Our next question comes from the line of Bill Chappell with SunTrust.

William B. Chappell - SunTrust Robinson Humphrey, Inc.

Analyst · Bill Chappell with SunTrust

Thanks. Good morning. Hey, Jon, just a commentary on the quarterly trends, the comment of late tax returns and weather and pantry de-loading. I think we all heard that and had questions about why the U.S. has been so soft. But I guess the question is, do you believe those really are the issues? Or is there something bigger? Have you seen some kind of improvement as we've moved past it in the quarter or even into April? Or is there something else going on that you've figured out? Jon R. Moeller - Procter & Gamble Co.: So as I mentioned to somebody earlier, I don't really know the answer here, Bill. What we saw, and that I do know, was significant decline in category growth rates, I'm talk about the U.S. now, in January and more significant in February with a rebound in March. And April is, by all indications, relatively soft. And I don't know what all the drivers are of that.

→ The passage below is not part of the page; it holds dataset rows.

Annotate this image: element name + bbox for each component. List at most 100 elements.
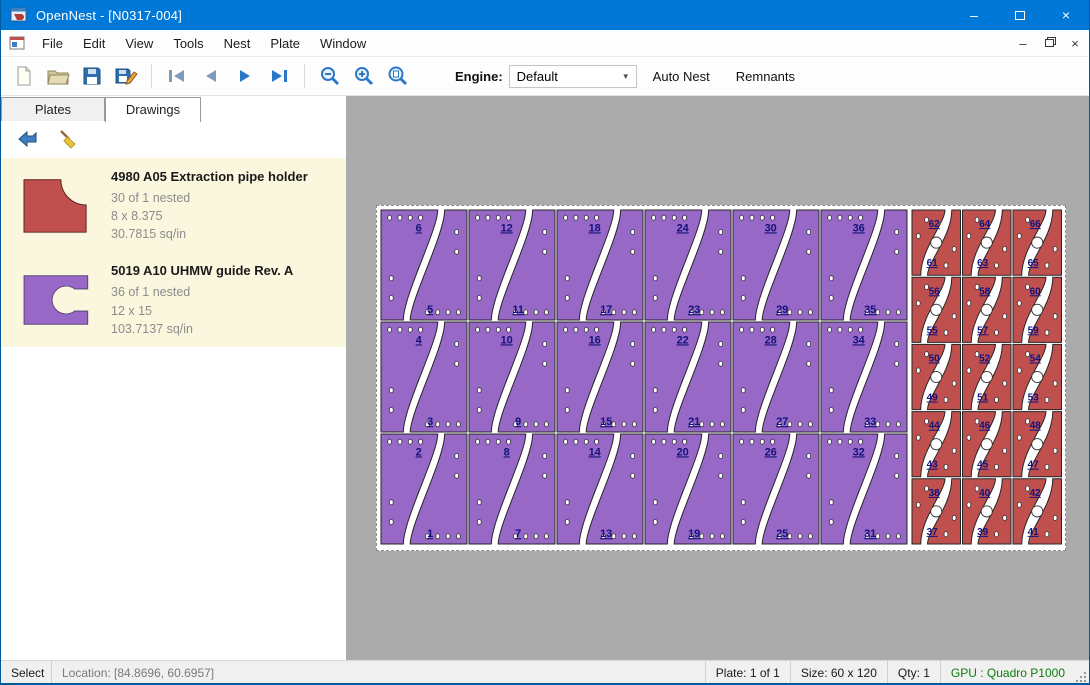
- nav-next-button[interactable]: [228, 60, 262, 92]
- nav-first-button[interactable]: [160, 60, 194, 92]
- menu-item-plate[interactable]: Plate: [260, 32, 310, 55]
- drill-hole-icon: [507, 215, 511, 220]
- drill-hole-icon: [750, 327, 754, 332]
- drill-hole-icon: [807, 361, 811, 366]
- menu-item-tools[interactable]: Tools: [163, 32, 213, 55]
- remnants-button[interactable]: Remnants: [726, 63, 805, 90]
- drill-hole-icon: [436, 534, 440, 539]
- menu-item-file[interactable]: File: [32, 32, 73, 55]
- drill-hole-icon: [631, 361, 635, 366]
- menu-item-view[interactable]: View: [115, 32, 163, 55]
- minimize-button[interactable]: –: [951, 0, 997, 30]
- nav-prev-button[interactable]: [194, 60, 228, 92]
- part-number-label: 38: [929, 488, 941, 499]
- part-number-label: 14: [589, 446, 602, 458]
- drill-hole-icon: [916, 301, 920, 306]
- resize-grip[interactable]: [1075, 661, 1089, 685]
- clear-drawings-button[interactable]: [55, 127, 81, 153]
- drill-hole-icon: [507, 439, 511, 444]
- drill-hole-icon: [838, 215, 842, 220]
- mdi-document-icon: [9, 36, 25, 50]
- part-number-label: 54: [1030, 354, 1042, 365]
- drill-hole-icon: [771, 215, 775, 220]
- drill-hole-icon: [719, 361, 723, 366]
- mdi-close-button[interactable]: ×: [1063, 32, 1087, 54]
- drill-hole-icon: [455, 453, 459, 458]
- engine-select[interactable]: Default ▼: [509, 65, 637, 88]
- tab-drawings[interactable]: Drawings: [105, 97, 201, 122]
- nav-last-button[interactable]: [262, 60, 296, 92]
- drawing-list-item[interactable]: 4980 A05 Extraction pipe holder 30 of 1 …: [1, 158, 346, 252]
- menu-item-nest[interactable]: Nest: [214, 32, 261, 55]
- status-mode: Select: [1, 661, 51, 685]
- part-number-label: 58: [979, 286, 991, 297]
- mdi-restore-button[interactable]: [1037, 32, 1061, 54]
- drill-hole-icon: [1053, 515, 1057, 520]
- part-number-label: 42: [1030, 488, 1042, 499]
- center-hole-icon: [1032, 371, 1043, 382]
- drill-hole-icon: [1053, 247, 1057, 252]
- drill-hole-icon: [967, 435, 971, 440]
- close-button[interactable]: ×: [1043, 0, 1089, 30]
- drill-hole-icon: [477, 295, 481, 300]
- drill-hole-icon: [631, 229, 635, 234]
- part-number-label: 6: [416, 222, 422, 234]
- drill-hole-icon: [534, 534, 538, 539]
- save-as-button[interactable]: [109, 60, 143, 92]
- maximize-button[interactable]: [997, 0, 1043, 30]
- center-hole-icon: [981, 237, 992, 248]
- menu-item-window[interactable]: Window: [310, 32, 376, 55]
- drill-hole-icon: [622, 534, 626, 539]
- drill-hole-icon: [944, 464, 948, 469]
- drill-hole-icon: [1017, 368, 1021, 373]
- part-number-label: 3: [427, 416, 433, 428]
- auto-nest-button[interactable]: Auto Nest: [643, 63, 720, 90]
- drill-hole-icon: [916, 368, 920, 373]
- drill-hole-icon: [741, 500, 745, 505]
- part-number-label: 16: [589, 334, 601, 346]
- drill-hole-icon: [967, 233, 971, 238]
- load-drawing-button[interactable]: [15, 127, 41, 153]
- drill-hole-icon: [543, 361, 547, 366]
- part-number-label: 59: [1028, 325, 1040, 336]
- tab-plates[interactable]: Plates: [1, 97, 105, 121]
- drill-hole-icon: [788, 534, 792, 539]
- zoom-out-button[interactable]: [313, 60, 347, 92]
- nest-canvas[interactable]: 6512111817242330293635431091615222128273…: [346, 96, 1090, 660]
- drill-hole-icon: [995, 330, 999, 335]
- drill-hole-icon: [436, 422, 440, 427]
- drill-hole-icon: [916, 502, 920, 507]
- drill-hole-icon: [771, 439, 775, 444]
- mdi-minimize-button[interactable]: –: [1011, 32, 1035, 54]
- drill-hole-icon: [719, 473, 723, 478]
- menu-item-edit[interactable]: Edit: [73, 32, 115, 55]
- save-button[interactable]: [75, 60, 109, 92]
- status-location: Location: [84.8696, 60.6957]: [51, 661, 224, 685]
- zoom-fit-button[interactable]: [381, 60, 415, 92]
- drill-hole-icon: [455, 341, 459, 346]
- new-file-button[interactable]: [7, 60, 41, 92]
- part-number-label: 25: [776, 528, 788, 540]
- drill-hole-icon: [896, 534, 900, 539]
- open-file-button[interactable]: [41, 60, 75, 92]
- part-number-label: 51: [977, 393, 989, 404]
- center-hole-icon: [1032, 439, 1043, 450]
- menu-bar: File Edit View Tools Nest Plate Window –…: [1, 30, 1089, 57]
- drill-hole-icon: [859, 327, 863, 332]
- nest-plate[interactable]: 6512111817242330293635431091615222128273…: [376, 205, 1066, 551]
- toolbar: Engine: Default ▼ Auto Nest Remnants: [1, 57, 1089, 96]
- zoom-in-button[interactable]: [347, 60, 381, 92]
- center-hole-icon: [981, 439, 992, 450]
- drill-hole-icon: [944, 263, 948, 268]
- drill-hole-icon: [798, 534, 802, 539]
- drill-hole-icon: [895, 229, 899, 234]
- drill-hole-icon: [544, 310, 548, 315]
- drill-hole-icon: [886, 310, 890, 315]
- drill-hole-icon: [1017, 435, 1021, 440]
- part-number-label: 48: [1030, 421, 1042, 432]
- part-number-label: 10: [501, 334, 513, 346]
- part-number-label: 4: [416, 334, 423, 346]
- drawing-list-item[interactable]: 5019 A10 UHMW guide Rev. A 36 of 1 neste…: [1, 252, 346, 346]
- drill-hole-icon: [710, 534, 714, 539]
- drill-hole-icon: [829, 500, 833, 505]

And we're just going to have to see as we go forward. And as I said, that's going to have an impact, hopefully a positive one, but it will have an impact on our results both this year and next.

Operator

Operator

And your last question will come for the line of Jason English with Goldman Sachs. Jason English - Goldman Sachs & Co.: Good morning, folks. Thanks for making the time for me. Thanks for holding me out to be the closing act. I appreciate that. Two questions. First, I don't think you answered Ali's question, and I apologize if you did, on the corporate income, the 110 basis points of other income margin which I think equates to like $0.05. What was it? And then secondly, the bigger question, kind of going back to the theme of running hard to stand in place. Turning to margins, $10 billion of productivity right now, mix has sort of resurfaced and annualized, that rate will leak out $3.5 billion over five years. Inflation kind of running at sort of a similar offset or a similar drain, if you're not able to offset it. And then this reinvestment, if we annualize it, that tallies to around $3 billion over five years too. You just kind of gobbled up the $10 billion. Is that the right way to think about it? Or are there offsets that are going to allow you to let some of that $10 billion flow to the bottom line? Jon R. Moeller - Procter & Gamble Co.: Thanks, Jason. And thank you for reminding me of Ali's first question. I kind of got lost in the bigger question. Most of that benefit related to the gain on the sale of an office facility, and so that's what drove that. There were also some other impacts, but that's the most significant one. In terms of the question on mix, and the last question on savings flowing through to the bottom line, the mix impact in the quarter, the easiest way to contextualize…

Operator

Operator

Ladies and gentlemen, that concludes today's conference. Thank you for your participation. You may now disconnect. Have a great day.